As soon as the trio arrived in Detroit, they almost immediately began work trying to steer the $40 million contract to Houghton Mifflin. A Detroit school official told federal investigators that he received a call from Houghton Mifflin executive John Winkler at the time, who screamed at him because the school district was conducting an RFP. Winkler allegedly told the school official, "This is going down." John Costa told federal officials another school official came to him and told him his services with the school district were no longer needed after he insisted on the school conducting an RFP for the book contract Houghton Mifflin wanted. Eventually, Houghton Mifflin was chosen over two other bidders after a three-member panel made up of Byrd-Bennett, Martin and Ulery recommended the company be awarded the $40 million contract.

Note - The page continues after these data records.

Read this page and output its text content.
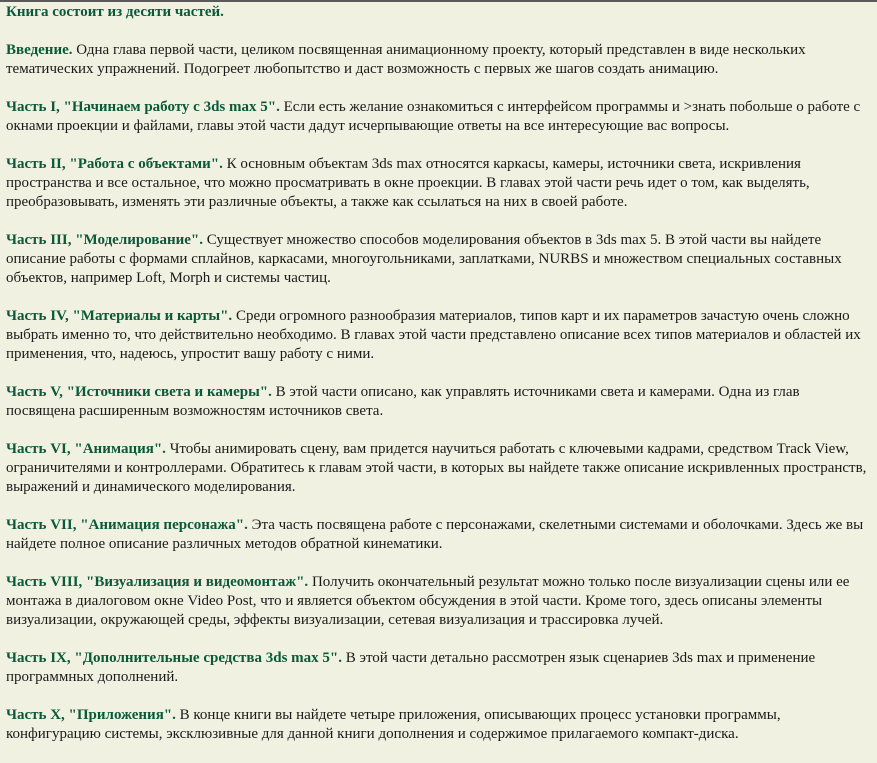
Книга состоит из десяти частей.

Введение. Одна глава первой части, целиком посвященная анимационному проекту, который представлен в виде нескольких тематических упражнений. Подогреет любопытство и даст возможность с первых же шагов создать анимацию.

Часть I, "Начинаем работу с 3ds max 5". Если есть желание ознакомиться с интерфейсом программы и >знать побольше о работе с окнами проекции и файлами, главы этой части дадут исчерпывающие ответы на все интересующие вас вопросы.

Часть II, "Работа с объектами". К основным объектам 3ds max относятся каркасы, камеры, источники света, искривления пространства и все остальное, что можно просматривать в окне проекции. В главах этой части речь идет о том, как выделять, преобразовывать, изменять эти различные объекты, а также как ссылаться на них в своей работе.

Часть III, "Моделирование". Существует множество способов моделирования объектов в 3ds max 5. В этой части вы найдете описание работы с формами сплайнов, каркасами, многоугольниками, заплатками, NURBS и множеством специальных составных объектов, например Loft, Morph и системы частиц.

Часть IV, "Материалы и карты". Среди огромного разнообразия материалов, типов карт и их параметров зачастую очень сложно выбрать именно то, что действительно необходимо. В главах этой части представлено описание всех типов материалов и областей их применения, что, надеюсь, упростит вашу работу с ними.

Часть V, "Источники света и камеры". В этой части описано, как управлять источниками света и камерами. Одна из глав посвящена расширенным возможностям источников света.

Часть VI, "Анимация". Чтобы анимировать сцену, вам придется научиться работать с ключевыми кадрами, средством Track View, ограничителями и контроллерами. Обратитесь к главам этой части, в которых вы найдете также описание искривленных пространств, выражений и динамического моделирования.

Часть VII, "Анимация персонажа". Эта часть посвящена работе с персонажами, скелетными системами и оболочками. Здесь же вы найдете полное описание различных методов обратной кинематики.

Часть VIII, "Визуализация и видеомонтаж". Получить окончательный результат можно только после визуализации сцены или ее монтажа в диалоговом окне Video Post, что и является объектом обсуждения в этой части. Кроме того, здесь описаны элементы визуализации, окружающей среды, эффекты визуализации, сетевая визуализация и трассировка лучей.

Часть IX, "Дополнительные средства 3ds max 5". В этой части детально рассмотрен язык сценариев 3ds max и применение программных дополнений.

Часть X, "Приложения". В конце книги вы найдете четыре приложения, описывающих процесс установки программы, конфигурацию системы, эксклюзивные для данной книги дополнения и содержимое прилагаемого компакт-диска.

Federal officials have not yet filed any charges regarding the awarding of the contract to Houghton Mifflin even though that investigation preceded the investigation of her contract kickback scheme in Chicago. Byrd-Bennett went back to work for Houghton Mifflin in a job paying $182,000 a year after the $40 million contract was awarded before landing her new job in Chicago. It's quite interesting that federal officials spend so much time investigating these types of deals in Chicago, but we can't get our federal prosecutors interested in looking at any of the corrupt deals we see happening in Indianapolis, even when officials are caught red-handed breaking multiple state and local laws to enter into one-sided deals with companies that are costing taxpayers tens of millions of dollars. I don't know why all the corrupt pols in Chicago just don't relocate to Indianapolis. At least you won't have to worry about pesky prosecutors looking over your shoulders.

4 comments:

  1. Anonymous8:27 AM EST

    Some Chicago pols have relocated to Indiana and they find the pickings easier here than there.

    ReplyDelete
  2. Anonymous9:52 AM EST

    Yes, every steward of the taxpayers' money, every City County Council, every administrator, every politicians, and "every school district in the country should be taking notice of the extent of the corruption" in these deals... but they won't.

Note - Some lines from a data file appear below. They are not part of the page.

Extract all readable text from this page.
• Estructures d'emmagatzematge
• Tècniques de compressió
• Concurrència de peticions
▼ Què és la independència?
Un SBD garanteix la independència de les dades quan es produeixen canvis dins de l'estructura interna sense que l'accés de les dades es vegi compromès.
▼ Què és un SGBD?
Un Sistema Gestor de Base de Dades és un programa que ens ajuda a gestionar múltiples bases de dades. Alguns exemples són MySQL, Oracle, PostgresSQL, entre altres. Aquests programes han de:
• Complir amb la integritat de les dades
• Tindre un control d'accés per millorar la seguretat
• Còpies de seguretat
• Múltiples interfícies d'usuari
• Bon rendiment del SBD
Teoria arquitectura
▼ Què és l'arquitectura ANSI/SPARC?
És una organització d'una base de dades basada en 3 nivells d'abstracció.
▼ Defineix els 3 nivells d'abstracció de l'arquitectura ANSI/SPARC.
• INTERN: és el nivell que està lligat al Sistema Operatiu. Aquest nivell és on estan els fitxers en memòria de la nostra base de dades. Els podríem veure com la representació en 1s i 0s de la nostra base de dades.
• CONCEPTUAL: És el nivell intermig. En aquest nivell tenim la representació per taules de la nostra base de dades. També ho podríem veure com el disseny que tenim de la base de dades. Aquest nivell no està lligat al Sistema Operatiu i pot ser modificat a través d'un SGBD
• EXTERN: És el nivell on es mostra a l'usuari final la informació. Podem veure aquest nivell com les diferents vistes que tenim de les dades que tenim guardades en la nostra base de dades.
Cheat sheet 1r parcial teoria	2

    Here in Indy, I offer that we'd be far better off improving IPS. Nothing affects and protects neighborhood property values as well as strong, effective, school systems. All the corrupt Republicans AND corrupt Democrats prefer to do is sell out the childrens' souls for personal gain.

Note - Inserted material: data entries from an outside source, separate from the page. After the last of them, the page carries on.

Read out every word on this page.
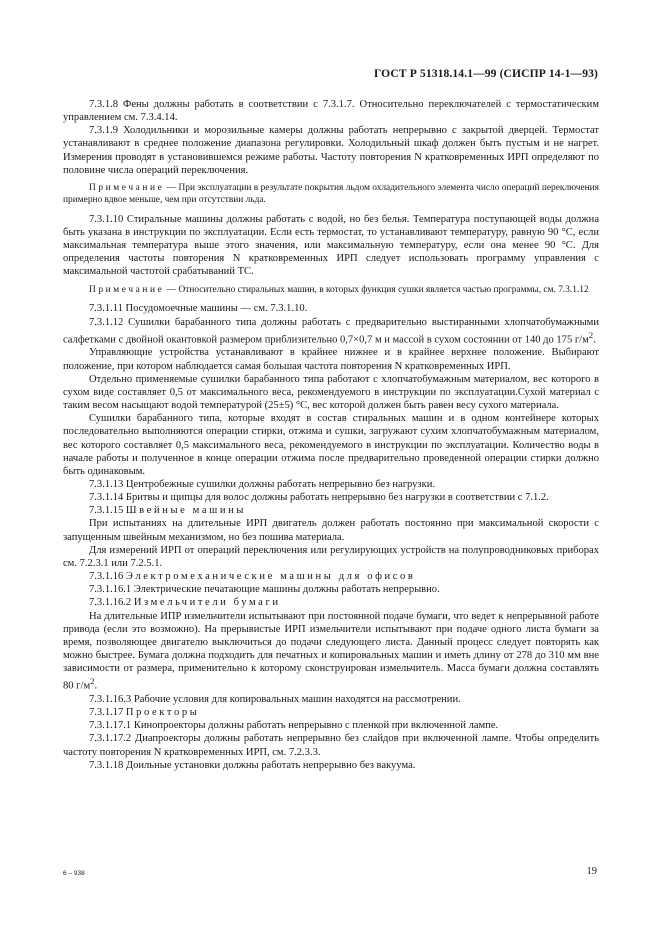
ГОСТ Р 51318.14.1—99 (СИСПР 14-1—93)

7.3.1.8 Фены должны работать в соответствии с 7.3.1.7. Относительно переключателей с термостатическим управлением см. 7.3.4.14.

7.3.1.9 Холодильники и морозильные камеры должны работать непрерывно с закрытой дверцей. Термостат устанавливают в среднее положение диапазона регулировки. Холодильный шкаф должен быть пустым и не нагрет. Измерения проводят в установившемся режиме работы. Частоту повторения N кратковременных ИРП определяют по половине числа операций переключения.

Примечание — При эксплуатации в результате покрытия льдом охладительного элемента число операций переключения примерно вдвое меньше, чем при отсутствии льда.

7.3.1.10 Стиральные машины должны работать с водой, но без белья. Температура поступающей воды должна быть указана в инструкции по эксплуатации. Если есть термостат, то устанавливают температуру, равную 90 °С, если максимальная температура выше этого значения, или максимальную температуру, если она менее 90 °С. Для определения частоты повторения N кратковременных ИРП следует использовать программу управления с максимальной частотой срабатываний ТС.

Примечание — Относительно стиральных машин, в которых функция сушки является частью программы, см. 7.3.1.12

7.3.1.11 Посудомоечные машины — см. 7.3.1.10.

7.3.1.12 Сушилки барабанного типа должны работать с предварительно выстиранными хлопчатобумажными салфетками с двойной окантовкой размером приблизительно 0,7×0,7 м и массой в сухом состоянии от 140 до 175 $г/м^2$.

Управляющие устройства устанавливают в крайнее нижнее и в крайнее верхнее положение. Выбирают положение, при котором наблюдается самая большая частота повторения N кратковременных ИРП.

Отдельно применяемые сушилки барабанного типа работают с хлопчатобумажным материалом, вес которого в сухом виде составляет 0,5 от максимального веса, рекомендуемого в инструкции по эксплуатации.Сухой материал с таким весом насыщают водой температурой (25±5) °С, вес которой должен быть равен весу сухого материала.

Сушилки барабанного типа, которые входят в состав стиральных машин и в одном контейнере которых последовательно выполняются операции стирки, отжима и сушки, загружают сухим хлопчатобумажным материалом, вес которого составляет 0,5 максимального веса, рекомендуемого в инструкции по эксплуатации. Количество воды в начале работы и полученное в конце операции отжима после предварительно проведенной операции стирки должно быть одинаковым.

7.3.1.13 Центробежные сушилки должны работать непрерывно без нагрузки.

7.3.1.14 Бритвы и щипцы для волос должны работать непрерывно без нагрузки в соответствии с 7.1.2.

7.3.1.15 Швейные машины

При испытаниях на длительные ИРП двигатель должен работать постоянно при максимальной скорости с запущенным швейным механизмом, но без пошива материала.

Для измерений ИРП от операций переключения или регулирующих устройств на полупроводниковых приборах см. 7.2.3.1 или 7.2.5.1.

7.3.1.16 Электромеханические машины для офисов

7.3.1.16.1 Электрические печатающие машины должны работать непрерывно.

7.3.1.16.2 Измельчители бумаги

На длительные ИПР измельчители испытывают при постоянной подаче бумаги, что ведет к непрерывной работе привода (если это возможно). На прерывистые ИРП измельчители испытывают при подаче одного листа бумаги за время, позволяющее двигателю выключиться до подачи следующего листа. Данный процесс следует повторять как можно быстрее. Бумага должна подходить для печатных и копировальных машин и иметь длину от 278 до 310 мм вне зависимости от размера, применительно к которому сконструирован измельчитель. Масса бумаги должна составлять 80 $г/м^2$.

7.3.1.16.3 Рабочие условия для копировальных машин находятся на рассмотрении.

7.3.1.17 Проекторы

7.3.1.17.1 Кинопроекторы должны работать непрерывно с пленкой при включенной лампе.

7.3.1.17.2 Диапроекторы должны работать непрерывно без слайдов при включенной лампе. Чтобы определить частоту повторения N кратковременных ИРП, см. 7.2.3.3.

7.3.1.18 Доильные установки должны работать непрерывно без вакуума.

6 – 938	19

    You wrote often trying to warn the voters about the corruptive influences of the local school board candidates. The voters did not listen and the City is now saddled with school board members with an allegiance to corporatism instead of to the voters...

    ReplyDelete
  3. Anonymous11:55 AM EST

    If you can't privatize IPS from the outside, by the slow process of permitting additional charter schools, you do it from the inside by adding a few school board members who's aim it is to decentralize the system and prime individual schools for takeover. These champions of education have flocked to the pot of gold that is the taxpayers' yearly, dependable flow of cash into the system with the opportunity to explore other means of extracting wealth. Sure, we can blame the R's and the D's for not having regulations or taking actions that prevent corruption in the use of taxpayer funds but it is the corporations themselves that are responsible for what they do. By the way, corporations send jobs overseas the government does not.

    ReplyDelete
  4. Eric Morris12:43 PM EST

    "The purpose of government is for those who run it to plunder those who do not." Thomas DiLorenzo. All this is is a battle between the Crips and Bloods or Jets and Sharks. Prosecutors and judges are government as well.

    Anon 9:52: Every study I have read say schools reflect community, not vice versa. Good parents make good students and neighborhoods which beget decent schools.

    Anon 11:55: There were a lot of government workers and contractors with me overseas in Kuwait and Iraq bringing the freedom. It was a very well-paying job. Some would call it being an overseas mercenary.